Let me be clear that I'm not trying to bash employed moms here- many of them are in the workforce out of economic necessity and feel tremendous guilt about putting their kids in day care. I used to be one of them! My oldest went to a center 3 days/week from 9-20 mos. and then full-time from 20-36 mos. It broke my heart to send her there but we needed my salary and health insurance coverage and my income was not high enough to afford a nanny. I am so thankful that we are now in a better financial position such that I can be a full-time homemaker. But I realize that the ridiculously high cost of living these days puts that out of reach for many families :-(

Perhaps it is time to examine a paid parental leave system similar to the ones found in most 1st world countries.
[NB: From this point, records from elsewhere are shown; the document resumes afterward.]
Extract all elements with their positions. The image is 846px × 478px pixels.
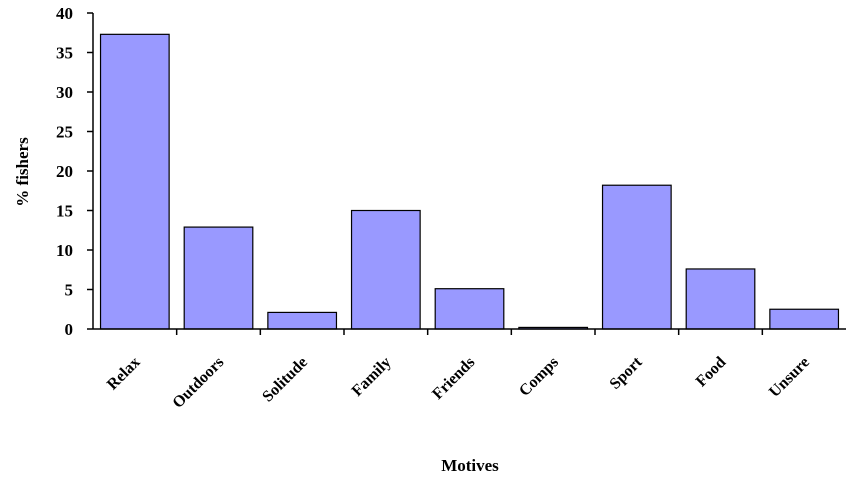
x-tick-label-outdoors: Outdoors [169,354,227,412]
x-tick-label-relax: Relax [104,354,144,394]
x-tick-label-sport: Sport [607,353,647,393]
x-tick-label-unsure: Unsure [766,354,813,401]
bar-solitude [268,312,337,329]
bar-unsure [770,309,839,329]
x-axis-title: Motives [441,456,499,475]
x-tick-label-family: Family [349,354,395,400]
bar-sport [603,185,672,329]
y-tick-label: 20 [56,162,73,181]
x-tick-label-food: Food [693,354,730,391]
bar-outdoors [184,227,253,329]
x-tick-label-solitude: Solitude [259,354,311,406]
bar-relax [101,34,170,329]
y-tick-label: 15 [56,202,73,221]
y-axis-title: % fishers [13,137,32,207]
x-axis-ticks [177,329,763,335]
y-tick-label: 10 [56,241,73,260]
bar-friends [435,289,504,329]
category-labels: Relax Outdoors Solitude Family Friends Comps S… [104,353,813,411]
y-tick-label: 5 [65,281,74,300]
bars-group [101,34,839,329]
y-tick-label: 30 [56,83,73,102]
y-axis-ticks: 0 5 10 15 20 25 30 35 40 [56,4,93,339]
y-tick-label: 25 [56,123,73,142]
y-tick-label: 35 [56,44,73,63]
bar-food [686,269,755,329]
y-tick-label: 40 [56,4,73,23]
x-tick-label-comps: Comps [516,354,562,400]
y-tick-label: 0 [65,320,74,339]
bar-family [352,211,421,330]
x-tick-label-friends: Friends [429,354,478,403]
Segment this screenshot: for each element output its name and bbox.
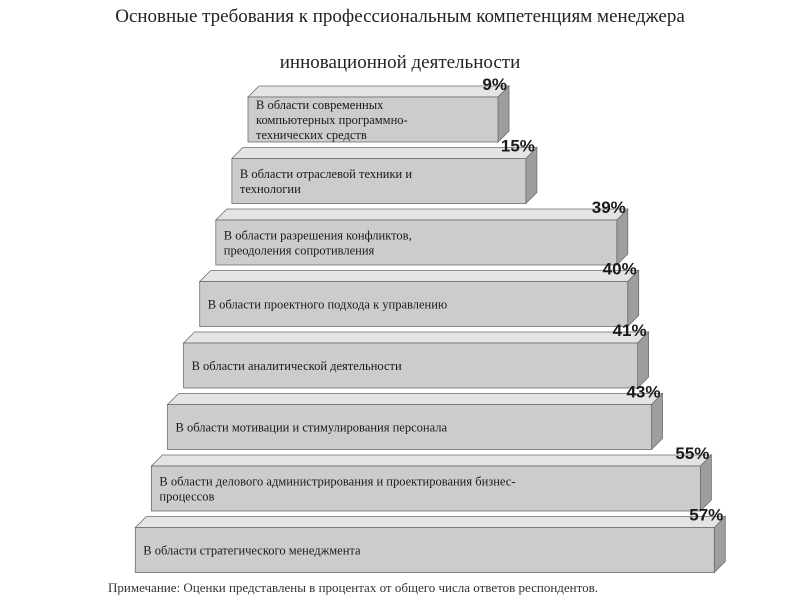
- bar-category-label: В области отраслевой техники и: [240, 167, 412, 181]
- bar-top-face: [150, 454, 713, 467]
- bar-top-face: [247, 85, 510, 98]
- bar-category-label: В области стратегического менеджмента: [143, 544, 361, 558]
- bar-group: В области разрешения конфликтов,преодоле…: [214, 198, 629, 266]
- bar-value-label: 57%: [689, 506, 723, 525]
- chart-title-line-2: инновационной деятельности: [279, 52, 521, 73]
- bar-category-label: В области современных: [256, 98, 384, 112]
- bar-group: В области делового администрирования и п…: [150, 444, 713, 512]
- bar-top-face: [214, 208, 629, 221]
- bar-category-label: В области мотивации и стимулирования пер…: [176, 421, 448, 435]
- bar: [247, 96, 499, 143]
- bar: [199, 281, 629, 327]
- bar-category-label: технологии: [240, 182, 301, 196]
- bar-top-face: [134, 516, 727, 528]
- bar: [231, 158, 527, 204]
- bar: [167, 404, 652, 450]
- chart-title-line-1: Основные требования к профессиональным к…: [115, 6, 685, 27]
- bar-category-label: технических средств: [256, 128, 367, 142]
- bar-value-label: 9%: [482, 75, 507, 94]
- bar-value-label: 43%: [626, 383, 660, 402]
- bar-category-label: В области делового администрирования и п…: [159, 475, 515, 489]
- bar-value-label: 55%: [675, 444, 709, 463]
- bar: [134, 527, 715, 573]
- bar: [150, 465, 701, 512]
- bar-category-label: В области проектного подхода к управлени…: [208, 298, 448, 312]
- bar-group: В области мотивации и стимулирования пер…: [166, 383, 664, 451]
- bar-top-face: [230, 147, 538, 159]
- bar-top-face: [198, 270, 640, 282]
- bar: [215, 219, 618, 266]
- bar-value-label: 41%: [613, 321, 647, 340]
- bar-category-label: В области разрешения конфликтов,: [224, 229, 412, 243]
- bar-value-label: 39%: [592, 198, 626, 217]
- bar-group: В области аналитической деятельности 41%: [182, 321, 650, 389]
- bar-category-label: В области аналитической деятельности: [192, 359, 402, 373]
- bar: [183, 342, 639, 389]
- bar-group: В области стратегического менеджмента 57%: [134, 506, 727, 574]
- bar-category-label: преодоления сопротивления: [224, 244, 375, 258]
- bar-top-face: [182, 331, 650, 344]
- bar-category-label: компьютерных программно-: [256, 113, 408, 127]
- bar-group: В области проектного подхода к управлени…: [198, 260, 640, 328]
- chart-footnote: Примечание: Оценки представлены в процен…: [108, 580, 599, 595]
- bar-group: В области отраслевой техники итехнологии…: [230, 137, 538, 205]
- bar-value-label: 15%: [501, 137, 535, 156]
- bar-value-label: 40%: [603, 260, 637, 279]
- bar-category-label: процессов: [159, 490, 214, 504]
- bar-top-face: [166, 393, 664, 405]
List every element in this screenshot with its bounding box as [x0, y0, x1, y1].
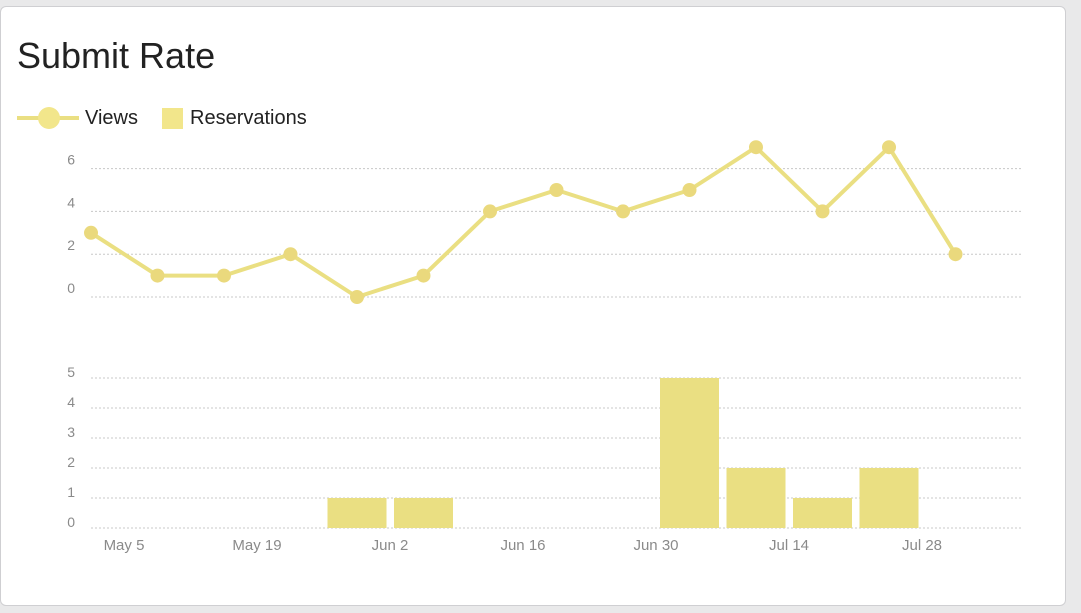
y-tick-label-bottom: 0	[67, 514, 75, 530]
point-views	[749, 140, 763, 155]
point-views	[948, 247, 963, 262]
y-tick-label-bottom: 1	[67, 484, 75, 500]
point-views	[815, 204, 830, 219]
bar-reservations	[660, 378, 719, 528]
x-tick-label: Jun 16	[500, 537, 545, 554]
chart-card: Submit Rate Views Reservations	[0, 6, 1066, 606]
y-tick-label-top: 4	[67, 194, 75, 210]
y-tick-label-bottom: 4	[67, 394, 75, 410]
point-views	[283, 247, 298, 262]
legend-line-swatch	[17, 107, 79, 129]
chart-title: Submit Rate	[17, 35, 216, 76]
y-tick-label-bottom: 5	[67, 364, 75, 380]
point-views	[350, 290, 364, 304]
x-tick-label: Jun 2	[372, 537, 409, 554]
y-tick-label-top: 6	[67, 152, 75, 168]
point-views	[150, 268, 165, 283]
y-tick-label-top: 2	[67, 237, 75, 253]
point-views	[217, 268, 231, 283]
point-views	[84, 225, 98, 240]
x-tick-label: Jul 14	[769, 537, 809, 554]
x-tick-label: May 5	[104, 537, 145, 554]
point-views	[882, 140, 896, 155]
line-views	[89, 145, 958, 299]
legend-item-reservations[interactable]: Reservations	[162, 107, 307, 130]
y-tick-label-top: 0	[67, 280, 75, 296]
x-tick-label: Jun 30	[633, 537, 678, 554]
point-views	[682, 183, 697, 197]
legend-label-views: Views	[85, 106, 138, 129]
bar-reservations	[793, 498, 852, 528]
chart-legend: Views Reservations	[17, 102, 331, 134]
x-tick-label: Jul 28	[902, 537, 942, 554]
point-views	[483, 204, 497, 219]
legend-box-swatch	[162, 107, 183, 129]
x-tick-label: May 19	[232, 537, 281, 554]
bar-reservations	[327, 498, 387, 528]
bar-reservations	[859, 468, 919, 528]
legend-item-views[interactable]: Views	[17, 107, 138, 130]
y-tick-label-bottom: 2	[67, 454, 75, 470]
bar-reservations	[726, 468, 786, 528]
y-tick-label-bottom: 3	[67, 424, 75, 440]
point-views	[549, 183, 564, 197]
legend-label-reservations: Reservations	[190, 106, 307, 129]
point-views	[416, 268, 431, 283]
bar-reservations	[394, 498, 453, 528]
point-views	[616, 204, 630, 219]
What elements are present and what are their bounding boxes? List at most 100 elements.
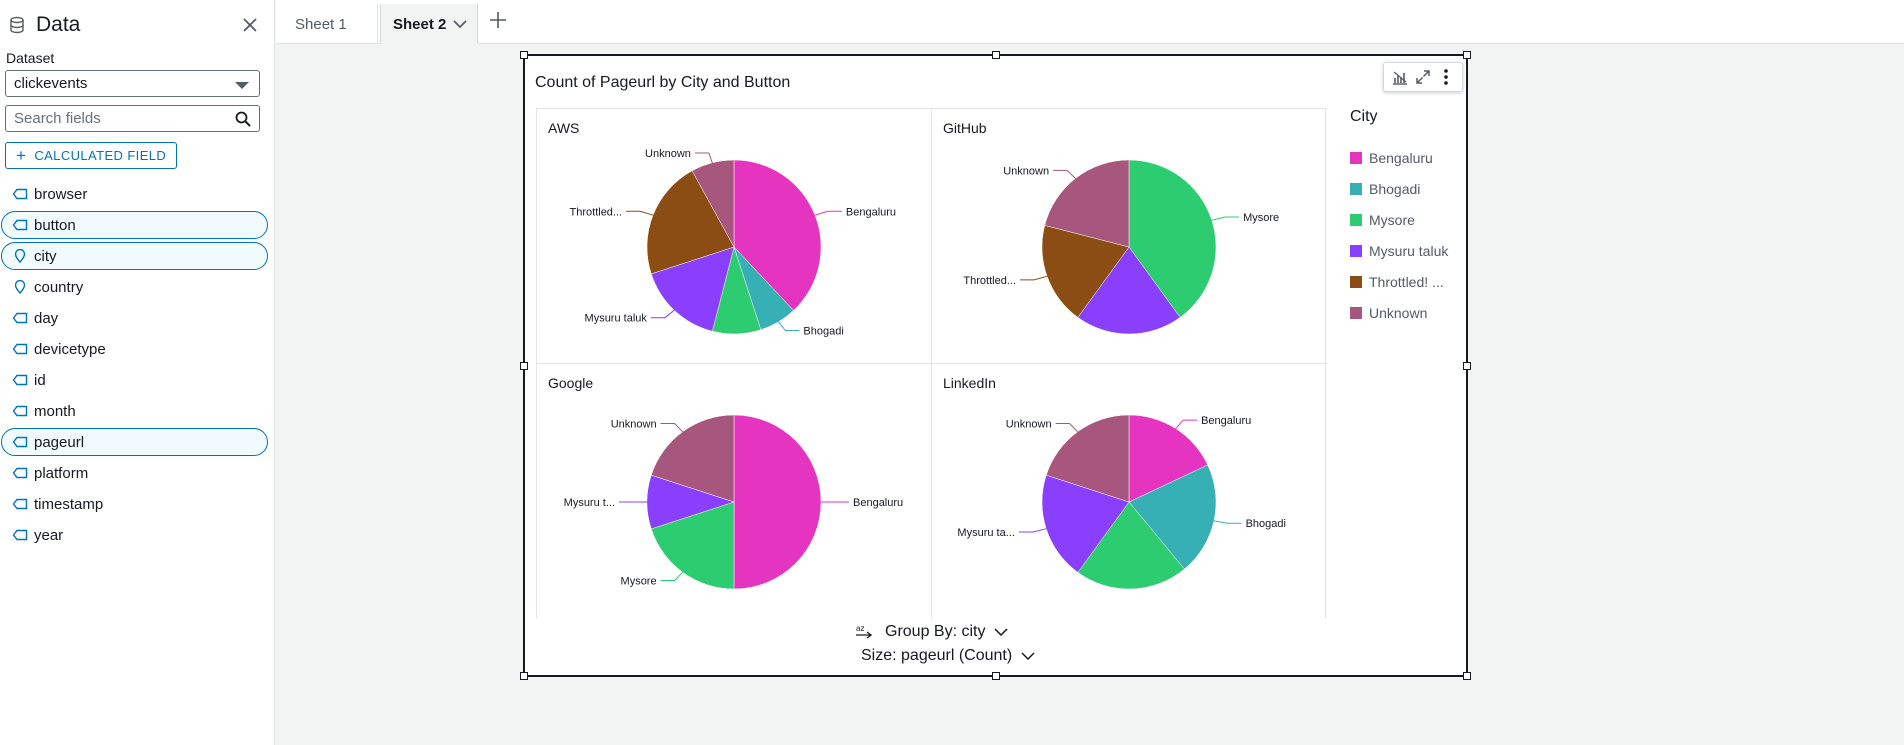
- panel-title: GitHub: [943, 120, 987, 136]
- resize-handle-nw[interactable]: [520, 51, 528, 59]
- field-name: devicetype: [34, 340, 106, 358]
- panel-google: Google Bengaluru Mysore Mysuru t... Unknown: [537, 364, 932, 619]
- chevron-down-icon[interactable]: [452, 18, 468, 30]
- tab-sheet-1[interactable]: Sheet 1: [280, 4, 378, 44]
- group-by-label: Group By: city: [885, 623, 986, 640]
- chevron-down-icon: [1021, 652, 1035, 661]
- leader-line: [660, 570, 685, 581]
- pie-aws: Bengaluru Bhogadi Mysuru taluk Throttled...…: [570, 148, 897, 338]
- field-list: browser button city country day devicetype id m…: [0, 180, 270, 552]
- leader-line: [650, 308, 677, 319]
- slice-label: Mysore: [621, 576, 657, 588]
- visual-toolbar: [1383, 62, 1463, 92]
- field-item-city[interactable]: city: [1, 242, 268, 270]
- field-item-year[interactable]: year: [1, 521, 268, 549]
- pie-chart-visual[interactable]: Count of Pageurl by City and Button AWS: [520, 51, 1471, 680]
- slice-label: Mysuru ta...: [957, 527, 1014, 539]
- legend-swatch: [1350, 151, 1362, 164]
- pie-slice[interactable]: [733, 414, 822, 590]
- visual-title: Count of Pageurl by City and Button: [535, 74, 791, 91]
- add-calculated-field-button[interactable]: + CALCULATED FIELD: [5, 142, 178, 169]
- data-panel: Data Dataset clickevents + CALCULATED FI…: [0, 0, 275, 745]
- panel-aws: AWS Bengaluru Bhogadi Mysuru taluk Throttle…: [537, 109, 932, 364]
- small-multiples-grid: AWS Bengaluru Bhogadi Mysuru taluk Throttle…: [536, 108, 1327, 619]
- leader-line: [626, 210, 656, 217]
- add-sheet-button[interactable]: [488, 10, 510, 32]
- field-name: platform: [34, 464, 89, 482]
- legend-swatch: [1350, 244, 1362, 257]
- legend-item[interactable]: Mysuru taluk: [1350, 235, 1460, 266]
- panel-title: Google: [548, 375, 594, 391]
- resize-handle-sw[interactable]: [520, 672, 528, 680]
- field-item-button[interactable]: button: [1, 211, 268, 239]
- sort-az-icon: az: [856, 624, 873, 639]
- leader-line: [1174, 419, 1198, 431]
- dimension-tag-icon: [12, 219, 28, 231]
- slice-label: Throttled...: [570, 206, 623, 218]
- leader-line: [1211, 520, 1242, 524]
- field-item-month[interactable]: month: [1, 397, 268, 425]
- legend-swatch: [1350, 213, 1362, 226]
- legend-item[interactable]: Unknown: [1350, 297, 1460, 328]
- slice-label: Unknown: [611, 419, 657, 431]
- slice-label: Bengaluru: [1201, 415, 1251, 427]
- field-item-platform[interactable]: platform: [1, 459, 268, 487]
- legend-item[interactable]: Bengaluru: [1350, 142, 1460, 173]
- size-field-well[interactable]: Size: pageurl (Count): [861, 645, 1036, 667]
- resize-handle-s[interactable]: [992, 672, 1000, 680]
- legend-label: Mysore: [1369, 211, 1415, 228]
- legend-item[interactable]: Throttled! ...: [1350, 266, 1460, 297]
- field-item-devicetype[interactable]: devicetype: [1, 335, 268, 363]
- pie-google: Bengaluru Mysore Mysuru t... Unknown: [564, 414, 903, 590]
- dataset-select[interactable]: clickevents: [5, 70, 260, 97]
- resize-handle-n[interactable]: [992, 51, 1000, 59]
- search-fields-input[interactable]: [6, 106, 216, 131]
- data-panel-title: Data: [36, 13, 81, 36]
- chart-format-icon: [1392, 71, 1407, 85]
- caret-down-icon: [235, 82, 249, 89]
- format-visual-button[interactable]: [1390, 67, 1410, 87]
- pie-github: Mysore Throttled... Unknown: [963, 159, 1279, 335]
- close-panel-button[interactable]: [237, 12, 263, 38]
- search-fields-box: [5, 105, 260, 132]
- field-item-browser[interactable]: browser: [1, 180, 268, 208]
- leader-line: [1053, 169, 1078, 181]
- size-label: Size: pageurl (Count): [861, 647, 1013, 664]
- slice-label: Unknown: [1003, 165, 1049, 177]
- leader-line: [1020, 275, 1050, 281]
- legend-swatch: [1350, 275, 1362, 288]
- legend-label: Throttled! ...: [1369, 273, 1444, 290]
- leader-line: [694, 152, 714, 165]
- field-item-day[interactable]: day: [1, 304, 268, 332]
- slice-label: Mysore: [1243, 212, 1279, 224]
- maximize-button[interactable]: [1413, 67, 1433, 87]
- field-item-timestamp[interactable]: timestamp: [1, 490, 268, 518]
- slice-label: Bhogadi: [803, 326, 843, 338]
- dimension-tag-icon: [12, 312, 28, 324]
- legend-item[interactable]: Mysore: [1350, 204, 1460, 235]
- legend-label: Bengaluru: [1369, 149, 1433, 166]
- field-item-id[interactable]: id: [1, 366, 268, 394]
- panel-title: LinkedIn: [943, 375, 996, 391]
- tab-label: Sheet 1: [295, 15, 347, 33]
- leader-line: [1209, 216, 1240, 222]
- legend-item[interactable]: Bhogadi: [1350, 173, 1460, 204]
- legend: City Bengaluru Bhogadi Mysore Mysuru taluk T…: [1350, 108, 1460, 328]
- leader-line: [1018, 527, 1049, 533]
- slice-label: Unknown: [645, 148, 691, 160]
- search-icon[interactable]: [235, 111, 251, 127]
- pie-linkedin: Bengaluru Bhogadi Mysuru ta... Unknown: [957, 414, 1286, 590]
- pie-slice[interactable]: [1077, 246, 1181, 335]
- tab-sheet-2[interactable]: Sheet 2: [380, 4, 478, 44]
- resize-handle-w[interactable]: [520, 362, 528, 370]
- leader-line: [776, 319, 800, 331]
- field-item-country[interactable]: country: [1, 273, 268, 301]
- field-item-pageurl[interactable]: pageurl: [1, 428, 268, 456]
- pie-slice[interactable]: [1077, 501, 1185, 590]
- more-options-button[interactable]: [1436, 67, 1456, 87]
- group-by-field-well[interactable]: az Group By: city: [855, 621, 1009, 643]
- resize-handle-e[interactable]: [1463, 362, 1471, 370]
- resize-handle-ne[interactable]: [1463, 51, 1471, 59]
- field-name: month: [34, 402, 76, 420]
- resize-handle-se[interactable]: [1463, 672, 1471, 680]
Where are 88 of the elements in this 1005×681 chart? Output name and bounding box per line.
In the U.K., moms receive 90% of their salary for 6 weeks and then a flat rate of approximately $224/wk for another 33 weeks. In Canada, moms receive up to 55% of salary for 50 weeks. Germany offers 12 mos. at 67%. Norway gives 54 weeks at 80%. Sweden gives 16 mos. at up to 80%.

It would be expensive to offer paid leave to all moms, but I suspect it might be cost-effective for society in the long run. Aside from the militant feminists, who really thinks that it is better for babies to be in non-parental than parental care? How many of the social problems in this country would be reduced if children spent the first year of life at home with a parent?